By Benjamin L. Weintraub, Crimson Staff Writer

Following the College’s decision to dismantle its early admissions program, current high school juniors, the first students who will apply under the unified system, say the change could prove costly by turning potential applicants away from Harvard and towards schools that maintain the program.

Those who apply early to schools generally enjoy a higher rate of admission, an advantage that those seeking entrance into Harvard’s Class of 2012 will not benefit from. For the Class of 2010, Harvard admitted 21 percent of its early applicants, but accepted only 9.3 percent of its regular applicants.

“I think that by deciding to take away the early admissions option, Harvard will in a way be reducing its appeal to some top tier applicants who are seeking security in knowing where they’re going,” Phillips Exeter Academy junior Conor P. Flynn said.

Not having the option to separate oneself into an early applicant group may make applying to Harvard more daunting.

“People who apply early admissions to Harvard are probably very qualified and very interested, and now that you’re putting all those people in the general pool, which is already wicked competitive, it is going to be that much more competitive,” said another junior at Exeter, Kevin S. Donohoe. “It might make me shy away from the school.”

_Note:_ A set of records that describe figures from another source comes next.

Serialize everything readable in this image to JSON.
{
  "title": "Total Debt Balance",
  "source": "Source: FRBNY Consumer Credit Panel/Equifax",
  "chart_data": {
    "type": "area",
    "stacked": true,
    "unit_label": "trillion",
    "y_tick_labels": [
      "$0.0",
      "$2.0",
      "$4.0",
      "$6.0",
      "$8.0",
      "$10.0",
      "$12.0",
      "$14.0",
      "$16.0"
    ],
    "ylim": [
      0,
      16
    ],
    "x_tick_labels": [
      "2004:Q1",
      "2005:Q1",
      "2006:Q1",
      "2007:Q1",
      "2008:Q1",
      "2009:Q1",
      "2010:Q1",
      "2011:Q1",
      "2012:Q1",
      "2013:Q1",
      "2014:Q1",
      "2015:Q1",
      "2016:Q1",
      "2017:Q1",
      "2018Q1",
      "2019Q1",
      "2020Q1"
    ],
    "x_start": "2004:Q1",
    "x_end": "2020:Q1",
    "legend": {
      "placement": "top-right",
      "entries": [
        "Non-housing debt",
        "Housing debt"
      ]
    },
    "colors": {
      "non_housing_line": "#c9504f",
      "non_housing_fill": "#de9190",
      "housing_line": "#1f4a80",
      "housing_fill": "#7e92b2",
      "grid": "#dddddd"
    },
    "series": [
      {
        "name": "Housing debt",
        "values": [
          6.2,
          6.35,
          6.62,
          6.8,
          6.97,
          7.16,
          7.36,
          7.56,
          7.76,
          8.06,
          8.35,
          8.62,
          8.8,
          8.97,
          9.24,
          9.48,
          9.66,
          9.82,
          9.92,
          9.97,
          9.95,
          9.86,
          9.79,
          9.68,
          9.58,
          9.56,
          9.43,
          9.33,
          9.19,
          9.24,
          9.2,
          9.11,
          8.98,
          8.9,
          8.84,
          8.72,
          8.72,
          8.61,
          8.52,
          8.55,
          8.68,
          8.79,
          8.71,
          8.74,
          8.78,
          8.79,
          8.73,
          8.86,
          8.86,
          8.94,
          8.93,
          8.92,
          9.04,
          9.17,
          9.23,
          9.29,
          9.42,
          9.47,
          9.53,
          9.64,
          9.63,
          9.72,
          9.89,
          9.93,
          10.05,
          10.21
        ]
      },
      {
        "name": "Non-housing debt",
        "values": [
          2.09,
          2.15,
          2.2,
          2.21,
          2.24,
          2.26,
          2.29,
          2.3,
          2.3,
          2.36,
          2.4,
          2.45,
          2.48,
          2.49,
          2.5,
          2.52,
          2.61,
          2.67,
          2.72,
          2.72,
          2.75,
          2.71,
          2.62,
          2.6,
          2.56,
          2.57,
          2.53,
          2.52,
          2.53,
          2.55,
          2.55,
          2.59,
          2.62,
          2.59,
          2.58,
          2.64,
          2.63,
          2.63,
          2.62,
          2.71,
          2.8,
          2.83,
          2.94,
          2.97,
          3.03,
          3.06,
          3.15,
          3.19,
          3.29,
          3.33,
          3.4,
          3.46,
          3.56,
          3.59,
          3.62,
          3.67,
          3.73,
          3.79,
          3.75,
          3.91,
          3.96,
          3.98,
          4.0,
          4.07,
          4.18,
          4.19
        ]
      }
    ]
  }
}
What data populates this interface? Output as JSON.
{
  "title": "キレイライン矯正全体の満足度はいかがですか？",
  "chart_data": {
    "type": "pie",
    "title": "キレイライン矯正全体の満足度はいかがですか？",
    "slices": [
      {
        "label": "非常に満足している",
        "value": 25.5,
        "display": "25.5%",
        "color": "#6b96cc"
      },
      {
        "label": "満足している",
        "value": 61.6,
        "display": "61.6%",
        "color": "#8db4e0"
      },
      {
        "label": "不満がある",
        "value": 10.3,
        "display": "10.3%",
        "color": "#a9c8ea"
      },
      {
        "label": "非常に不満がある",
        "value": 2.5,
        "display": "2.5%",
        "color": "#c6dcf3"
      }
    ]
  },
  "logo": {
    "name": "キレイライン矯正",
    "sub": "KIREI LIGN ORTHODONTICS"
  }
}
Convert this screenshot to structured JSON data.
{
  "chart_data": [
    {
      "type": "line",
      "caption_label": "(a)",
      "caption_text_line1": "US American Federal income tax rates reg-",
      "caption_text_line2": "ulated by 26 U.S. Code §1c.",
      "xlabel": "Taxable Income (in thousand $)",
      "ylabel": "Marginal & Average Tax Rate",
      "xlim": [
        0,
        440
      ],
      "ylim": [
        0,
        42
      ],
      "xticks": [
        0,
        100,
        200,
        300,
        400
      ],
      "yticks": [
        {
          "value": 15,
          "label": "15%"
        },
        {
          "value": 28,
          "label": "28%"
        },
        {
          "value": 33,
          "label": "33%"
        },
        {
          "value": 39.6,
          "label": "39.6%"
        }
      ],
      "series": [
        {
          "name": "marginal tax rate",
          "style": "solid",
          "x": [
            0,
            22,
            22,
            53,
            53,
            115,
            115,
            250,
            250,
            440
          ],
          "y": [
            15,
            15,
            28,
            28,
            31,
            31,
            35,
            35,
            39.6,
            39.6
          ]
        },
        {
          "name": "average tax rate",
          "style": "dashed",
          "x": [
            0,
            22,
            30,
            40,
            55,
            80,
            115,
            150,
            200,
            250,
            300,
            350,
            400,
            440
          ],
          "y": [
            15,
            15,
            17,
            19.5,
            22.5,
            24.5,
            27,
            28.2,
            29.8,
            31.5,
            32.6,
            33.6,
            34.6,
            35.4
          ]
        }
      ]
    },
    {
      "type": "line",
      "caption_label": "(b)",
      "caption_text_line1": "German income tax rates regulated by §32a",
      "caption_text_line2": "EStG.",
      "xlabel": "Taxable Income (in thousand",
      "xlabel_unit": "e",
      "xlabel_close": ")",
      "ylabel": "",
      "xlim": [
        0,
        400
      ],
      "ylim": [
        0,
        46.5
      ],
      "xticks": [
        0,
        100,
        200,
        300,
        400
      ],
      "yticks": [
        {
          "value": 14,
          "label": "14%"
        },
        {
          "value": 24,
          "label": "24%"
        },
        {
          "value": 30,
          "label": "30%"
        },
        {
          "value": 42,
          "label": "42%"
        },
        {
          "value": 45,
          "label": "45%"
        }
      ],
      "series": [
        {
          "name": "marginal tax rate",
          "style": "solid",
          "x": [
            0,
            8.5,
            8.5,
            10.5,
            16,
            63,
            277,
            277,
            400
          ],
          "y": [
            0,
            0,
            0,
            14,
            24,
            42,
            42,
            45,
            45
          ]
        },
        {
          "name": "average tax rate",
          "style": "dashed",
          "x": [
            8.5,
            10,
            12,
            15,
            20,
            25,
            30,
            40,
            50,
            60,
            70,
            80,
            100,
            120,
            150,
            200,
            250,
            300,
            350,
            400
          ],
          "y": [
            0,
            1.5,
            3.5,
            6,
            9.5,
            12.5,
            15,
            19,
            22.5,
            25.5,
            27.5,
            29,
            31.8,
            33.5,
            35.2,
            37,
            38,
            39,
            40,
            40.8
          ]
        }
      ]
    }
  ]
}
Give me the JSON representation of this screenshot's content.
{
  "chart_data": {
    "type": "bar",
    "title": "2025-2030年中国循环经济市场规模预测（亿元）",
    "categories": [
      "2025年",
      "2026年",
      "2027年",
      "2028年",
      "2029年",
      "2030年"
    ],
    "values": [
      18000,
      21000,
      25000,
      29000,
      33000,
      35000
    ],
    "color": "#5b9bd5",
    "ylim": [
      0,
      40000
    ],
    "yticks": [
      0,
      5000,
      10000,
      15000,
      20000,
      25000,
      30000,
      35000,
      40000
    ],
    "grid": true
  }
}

Others fear that the larger applicant pool may elevate the importance of standardized testing.

“Its going to dehumanize the applicants,” said a junior at Annapolis’s The Key School, Colin B. Casey. “Before, because there were fewer people applying at a time, people who were reviewing applications could actually look into who the person was. Now students are just going to become a list of statistics.”

But a college adviser at The Key School, Paul M. Stoneham, said he does not believe Harvard will be hurt in the long run.

“There are enough wonderful minds that don’t get into Harvard,” Stoneham said. “The quality of the student body isn’t going to decline, if the numbers go down slightly,” he added.

But Stoneham said he does not believe that the numbers will decrease in the long run since he sees the elimination of early admissions as a trend that other schools will follow.

“Colleges are grinding their teeth about early programs. My assumption is since Harvard has made this move others will be emboldened to do the same,” he said.